Version Control and Collaboration

  • Docker: Containerize applications for consistent environments using Docker.

    • Code: Example of a Dockerfile to create a Docker image.
    DockerfileCopy code
    # Dockerfile example
    FROM python:3.8-slim
    
    WORKDIR /app
    COPY requirements.txt requirements.txt
    RUN pip install -r requirements.txt
    COPY . .
    
    CMD ["python", "app.py"]
    
    
  • Kubernetes: Orchestrate containerized applications using kubectl, a command-line tool for Kubernetes.

    • Code: Deploys an application to a Kubernetes cluster and lists running pods.
    shCopy code
    kubectl create -f deployment.yaml  # Deploys an application to a Kubernetes cluster
    kubectl get pods  # Lists all running pods in the cluster
    
    

Additional Topics

  • API Development: Create RESTful APIs with Flask, a micro web framework for Python.
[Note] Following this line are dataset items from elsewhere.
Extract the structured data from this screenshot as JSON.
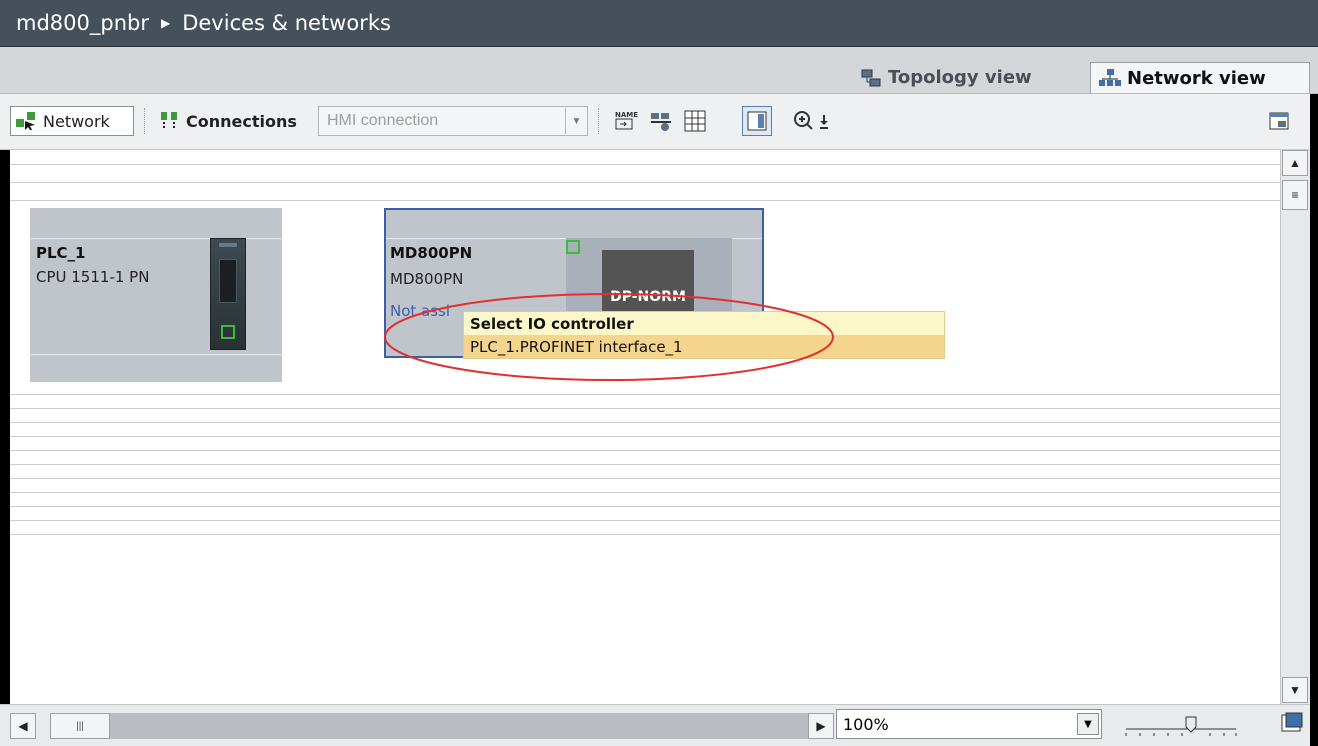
{
  "titlebar": {
    "project": "md800_pnbr",
    "separator": "▶",
    "section": "Devices & networks"
  },
  "view_tabs": {
    "topology": "Topology view",
    "network": "Network view"
  },
  "toolbar": {
    "network_label": "Network",
    "connections_label": "Connections",
    "connection_type_value": "HMI connection",
    "zoom_in_icon": "magnifier-plus-icon"
  },
  "devices": [
    {
      "name": "PLC_1",
      "type": "CPU 1511-1 PN"
    },
    {
      "name": "MD800PN",
      "type": "MD800PN",
      "status": "Not assi",
      "module": "DP-NORM"
    }
  ],
  "popup": {
    "header": "Select IO controller",
    "options": [
      "PLC_1.PROFINET interface_1"
    ],
    "highlight_color": "#f5d58e"
  },
  "bottom": {
    "zoom_value": "100%"
  },
  "colors": {
    "titlebar": "#46505a",
    "selection_border": "#3d5fa8",
    "port": "#3dbb3d",
    "annotation_ellipse": "#e03030"
  }
}
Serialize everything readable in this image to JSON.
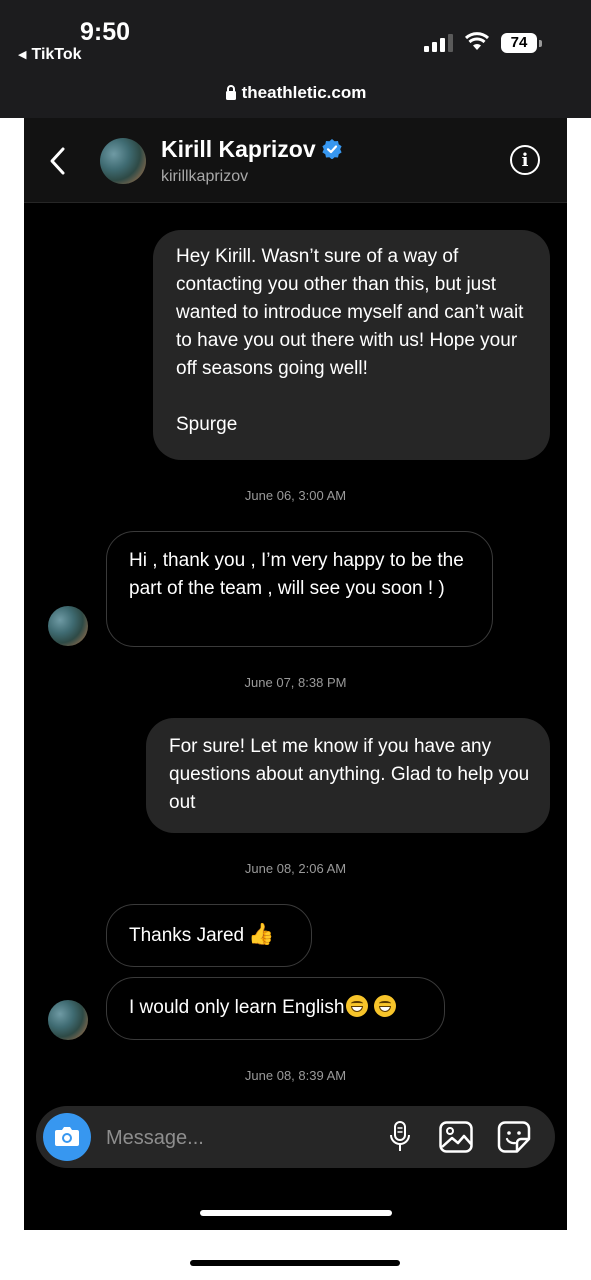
{
  "status_bar": {
    "time": "9:50",
    "back_app": "TikTok",
    "battery": "74",
    "url": "theathletic.com"
  },
  "header": {
    "name": "Kirill Kaprizov",
    "handle": "kirillkaprizov",
    "info_glyph": "i",
    "icons": [
      "chevron-left-icon",
      "verified-badge-icon",
      "info-icon"
    ]
  },
  "messages": [
    {
      "from": "me",
      "text": "Hey Kirill. Wasn’t sure of a way of contacting you other than this, but just wanted to introduce myself and can’t wait to have you out there with us! Hope your off seasons going well!\n\nSpurge"
    },
    {
      "timestamp": "June 06, 3:00 AM"
    },
    {
      "from": "them",
      "text": "Hi , thank you , I’m very happy to be the part of the team , will see you soon ! )"
    },
    {
      "timestamp": "June 07, 8:38 PM"
    },
    {
      "from": "me",
      "text": "For sure! Let me know if you have any questions about anything. Glad to help you out"
    },
    {
      "timestamp": "June 08, 2:06 AM"
    },
    {
      "from": "them",
      "text": "Thanks Jared",
      "emoji": "👍"
    },
    {
      "from": "them",
      "text": "I would only learn English",
      "emoji": "😁😁"
    },
    {
      "timestamp": "June 08, 8:39 AM"
    }
  ],
  "composer": {
    "placeholder": "Message...",
    "icons": [
      "camera-icon",
      "microphone-icon",
      "gallery-icon",
      "sticker-icon"
    ]
  },
  "colors": {
    "background": "#000000",
    "sent_bubble": "#262626",
    "received_border": "#3a3a3a",
    "verified_blue": "#3797f0",
    "camera_blue": "#3797f0"
  }
}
    • Code: Defines a simple Flask API with a prediction endpoint.
    pythonCopy code
    from flask import Flask, jsonify, request
    
    app = Flask(__name__)
    
    @app.route('/predict', methods=['POST'])
    def predict():
        data = request.get_json(force=True)
        prediction = model.predict(data['input'])
        return jsonify({'prediction': prediction.tolist()})
    
    if __name__ == '__main__':
        app.run(debug=True)  # Runs the Flask app
    
    

Helpful Libraries

  • Advanced Data Manipulation: pandas, numpy, dask for complex data transformations and handling large datasets.
  • Advanced Data Visualization: plotly, bokeh, dash for creating interactive and complex visualizations.
  • Advanced Machine Learning: scikit-learn, xgboost, lightgbm for building and tuning complex models.
  • Deep Learning: tensorflow, keras, pytorch for advanced neural network architectures and transfer learning.
  • NLP: nltk, spacy, gensim, transformers for sophisticated text processing and language models.
  • Big Data: pyspark, dask, hadoop for big data processing and distributed computing.
  • Cloud Computing: boto3, google-cloud-storage, azure-storage-blob for cloud-based data storage and processing.